Before Ward and Ozuzu began this work they faced a daunting decision: would they do a transcription of The Black Saint and The Sinner Lady, an arrangement of it, or do something completely original? They ultimately decided that the most fitting way to pay tribute to Mingus was to craft an original work which encompassed much of The Black Saint but seen through their modern lens and sensibility.

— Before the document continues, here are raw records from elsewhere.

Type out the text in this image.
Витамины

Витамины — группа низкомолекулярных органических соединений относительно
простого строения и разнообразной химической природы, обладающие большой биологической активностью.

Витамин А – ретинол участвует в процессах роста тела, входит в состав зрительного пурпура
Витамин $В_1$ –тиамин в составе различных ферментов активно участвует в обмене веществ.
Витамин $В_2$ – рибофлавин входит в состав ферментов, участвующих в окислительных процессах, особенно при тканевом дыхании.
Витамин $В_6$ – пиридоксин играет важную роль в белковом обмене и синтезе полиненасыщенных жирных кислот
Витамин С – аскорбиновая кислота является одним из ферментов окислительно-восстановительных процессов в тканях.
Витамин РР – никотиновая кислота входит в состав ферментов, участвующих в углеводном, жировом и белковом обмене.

Ward notes, “I began to dig through Mingus’ composition looking for the elements that stuck out or that were hidden. A lot of big ideas for my composition came from very fleeting moments from his work, which may have gone unnoticed. I kept questioning myself, ‘How would this idea sound today?’ and ‘How would I interpret that sound or feeling?’.” For instance, Ward’s composition “With All Your Sorrow Sing A Song of Jubilance” was taken from a quick piano run that Mingus played and expanded into a whole composition, while “The Menacing Lean” was taken from a fleeting, 4 second passage in Mingus’ trombones which Ward’s ear latched onto; and “Round 3” was inspired by a Major 7th voicing that Mingus used in the low voices during The Black Saint, yet completely re-imagined in a modern context, replete with a hip-hop beat. Touch My Beloved’s Thought’s opener “Daybreak” takes colors, feelings and even its 6/8 tempo from Mingus’ opener, yet borrows other aspects from other forgotten corners of Mingus’ piece. Ward, again like Mingus, interspersed his suite with solo interludes – the piano solo feature appropriately titled “Singular Serenade”; the militaristic trombone battle of “Smash, Push, Pull, Crash” which had dancers holding each other back in a striking visual; and “Grit” which Ward says shows “[his] interpretation of Mingus’ love and interpretation of Duke Ellington’s music.”

Ward and Ozuzu quickly began their intense collaboration by meeting for one week stretches, every month, for 6 months. When not together, Ozuzu would send Ward videos of her improvised dancing to Mingus’ music, which began to reveal the palette that Ward had at its disposal.
For his part, Ward put together a 10 piece band, and like Mingus comprised of some of his longest-standing collaborators and top-shelf Chicago musicians: Tim Haldeman (tenor saxophone), Keefe Jackson (baritone and tenor saxophones), Russ Johnson (trumpet), Ben LaMar (cornet), Norman Palm (trombone), Christopher Davis (bass trombone), Jason Roebke (bass), Dennis Luxion (piano), Marcus Evans (drums). Ward chose them all for their unique voices which he utilized while crafting the piece and who brought it to life.

With Mike Reed’s insistence, Ward knew right before the performance that they were going to make a record of this project. They recorded the live show at Constellation Chicago, and went into the studio the following day. Yet the immediacy of feeling from the live show won out and it is what you hear on the record. Reed and Ward shopped Touch My Beloved’s Thought, around to many labels, but trumpeter Dave Douglas was incredibly enthusiastic about it being released on his imprint Greenleaf Music.

Ward’s striking synthesis of tradition and reverence for Mingus’ work, infused with his thoroughly modern and unique sensibilities give Touch My Beloved’s Thought a wonderment and power that is undeniable.